President outlines funding sources, emphasizes necessity for recruitment
THIBODAUX – Despite four years of state budget cuts, Nicholls State University has been able to move forward with several campus construction projects funded by self-assessed student fees, restricted state allocations and targeted donations – funds that, by state policy, cannot be used to offset budget reductions.
“If Nicholls is to continue as the Bayou Region’s university of choice, then these campus projects are not only desirable, but they are also necessary,” Dr. Stephen T. Hulbert, university president, said. “I understand how a taxpayer, after reading or hearing about the catastrophic state cuts to higher education, might look at our new recreation center and perceive a contradiction in priorities. The reality is that we are not permitted to take one dollar from such projects to balance our operating budget. Fortunately, we believe these projects will help Nicholls recruit and retain more students, which in turn will help ease our financial burden.”
Current university projects and their funding sources include:
The Harold J. Callais Memorial Recreation Center
Located near the intersection of Bowie Road and Ardoyne Drive, the recreation center has been constructed with funds generated by a self-assessed student fee approved by students in spring 2003. Its daily operation will be funded by a new self-assessed student fee, beginning this fall, as well as by memberships sold to groups with a strong association to Nicholls – including faculty, staff and retirees.
“We anticipate a grand opening shortly after Labor Day,” Hulbert said. “Student leaders who have recently toured the building were impressed with its size, quality of construction and the health opportunities it will provide to all students. The rec center will be a tremendous addition to our campus.”
New Culinary Arts Building
Construction of a new culinary facility, located near the intersection of Highway 1 and Bowie Road, will be funded via $8.1 million from the state – generated through the selling of restricted bonds – and $4.5 million in cash and equipment donated from the private sector. The process of securing the necessary public and private financial commitments to build the facility has taken more than seven years.

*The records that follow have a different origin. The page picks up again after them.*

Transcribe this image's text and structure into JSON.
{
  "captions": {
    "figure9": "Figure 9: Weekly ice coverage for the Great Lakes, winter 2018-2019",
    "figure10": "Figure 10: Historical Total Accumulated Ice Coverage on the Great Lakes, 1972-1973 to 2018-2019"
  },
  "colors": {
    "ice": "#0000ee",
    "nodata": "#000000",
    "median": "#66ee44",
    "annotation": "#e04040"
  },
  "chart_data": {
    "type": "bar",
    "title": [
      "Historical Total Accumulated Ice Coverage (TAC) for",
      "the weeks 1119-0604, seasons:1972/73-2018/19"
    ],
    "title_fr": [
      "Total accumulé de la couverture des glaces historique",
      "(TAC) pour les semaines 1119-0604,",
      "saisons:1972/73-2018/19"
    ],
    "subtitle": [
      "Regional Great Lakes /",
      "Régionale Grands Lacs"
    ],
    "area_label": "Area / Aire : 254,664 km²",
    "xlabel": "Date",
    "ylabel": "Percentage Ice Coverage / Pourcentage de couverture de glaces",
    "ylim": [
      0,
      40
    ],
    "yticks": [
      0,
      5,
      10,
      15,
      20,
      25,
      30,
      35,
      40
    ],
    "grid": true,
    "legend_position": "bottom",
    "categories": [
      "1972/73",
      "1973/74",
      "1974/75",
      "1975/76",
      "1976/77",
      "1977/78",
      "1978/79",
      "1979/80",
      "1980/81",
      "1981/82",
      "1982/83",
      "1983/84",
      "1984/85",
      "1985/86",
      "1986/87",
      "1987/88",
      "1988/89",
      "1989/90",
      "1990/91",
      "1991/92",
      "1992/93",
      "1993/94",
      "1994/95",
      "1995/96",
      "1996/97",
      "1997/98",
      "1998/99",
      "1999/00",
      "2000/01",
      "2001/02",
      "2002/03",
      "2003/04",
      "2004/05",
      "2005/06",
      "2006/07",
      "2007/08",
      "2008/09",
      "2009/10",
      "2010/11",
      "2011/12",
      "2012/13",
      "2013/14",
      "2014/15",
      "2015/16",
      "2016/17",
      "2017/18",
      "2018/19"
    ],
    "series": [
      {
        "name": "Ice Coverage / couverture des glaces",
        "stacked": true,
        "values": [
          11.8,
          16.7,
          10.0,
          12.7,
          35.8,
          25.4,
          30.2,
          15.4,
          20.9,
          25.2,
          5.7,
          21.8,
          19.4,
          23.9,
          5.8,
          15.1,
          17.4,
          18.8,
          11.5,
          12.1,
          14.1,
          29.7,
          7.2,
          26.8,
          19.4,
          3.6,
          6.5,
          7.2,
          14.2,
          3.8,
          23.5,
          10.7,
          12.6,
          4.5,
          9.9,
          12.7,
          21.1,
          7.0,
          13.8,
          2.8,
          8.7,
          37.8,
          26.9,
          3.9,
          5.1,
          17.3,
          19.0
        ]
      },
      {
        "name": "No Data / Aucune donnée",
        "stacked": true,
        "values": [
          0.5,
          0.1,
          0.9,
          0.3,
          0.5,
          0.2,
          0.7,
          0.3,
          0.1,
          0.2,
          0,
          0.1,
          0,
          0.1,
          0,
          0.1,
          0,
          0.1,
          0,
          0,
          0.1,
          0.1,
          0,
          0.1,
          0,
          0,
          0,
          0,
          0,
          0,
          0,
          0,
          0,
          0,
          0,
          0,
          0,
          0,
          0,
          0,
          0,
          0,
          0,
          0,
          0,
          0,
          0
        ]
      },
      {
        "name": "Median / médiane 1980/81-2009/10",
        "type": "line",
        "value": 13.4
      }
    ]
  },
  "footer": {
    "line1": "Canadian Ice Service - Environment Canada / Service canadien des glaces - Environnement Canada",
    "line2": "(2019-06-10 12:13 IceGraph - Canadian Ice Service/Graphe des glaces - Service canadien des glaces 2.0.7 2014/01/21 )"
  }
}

“Enrollment in the Chef John Folse Culinary Institute has grown from about 50 students in 1997 to about 300 today, yet students are still using the limited space of Gouaux Hall,” Hulbert said. “We simply need more room. Moreover, future funding of Nicholls will depend upon enrollment; therefore we are quite excited that our new facility will be able to accommodate more than 500 culinary students – a figure we anticipate in coming years. We must do everything we can to maximize our rolls, and this new facility is a huge step in the right direction.”
Elevator Replacement in John L. Guidry Stadium
The stadium’s elevator and elevator shaft had not been replaced since the stadium’s construction in 1973. Recent safety inspections revealed that the concrete block comprising the outer skin had cracked and become unstable. A structural engineer also discovered corrosion in the shaft’s steel frame. In order to comply with the Americans with Disabilities Act (ADA), as well as safety requirements, the state’s Interim Emergency Board approved $1.3 million in 2011 to replace both the shaft and the elevator by the end of this year. Completion is expected in September.
Soccer Field Complex on Audubon Avenue
Title IX’s mandate for gender equality required a women’s soccer complex to be built. The Nicholls administration therefore secured $465,960 from plant fund accounts, self-assessed student fees, the Lorio Foundation, NSU Foundation, New Orleans Saints Camp funds and the annual Women’s Night Out fundraiser.
“The majority of these dollars came from non-operating budget sources,” Hulbert said. “Construction is now complete, and our student athletes are making full use of the facility.”
Replacement of Light Poles in Rienzi Circle
In 2008, the Board of Regents provided Nicholls with a $67,505 grant from the Louisiana Postsecondary Education Secure Campus Program. In 2010, Nicholls used the grant money to upgrade emergency sirens in Ayo Hall, Ellender Library, Ellender Residence Hall, Picciola Hall and Gouaux Hall – which cost $47,000.
“Since this project was under budget, we began exploring additional security projects to fund,” Hulbert said. “After an annual walk-through, we decided that the 1980s-era lighting in the front of campus was insufficient, so we purchased new, energy-efficient light poles, which should be installed by this fall. Campus safety is paramount, so I am pleased that this project will soon be finished.”
Hulbert reiterated that transparency and cooperation are essential as both the state and the university work to strengthen their finances.
“Ultimately, to save higher education in Louisiana, we will require not only a statewide understanding of the facts but also a true partnership with our leaders in Baton Rouge, which we currently do not have,” he said. “Until then we will continue to do everything we can to recruit and retain as many students as possible.”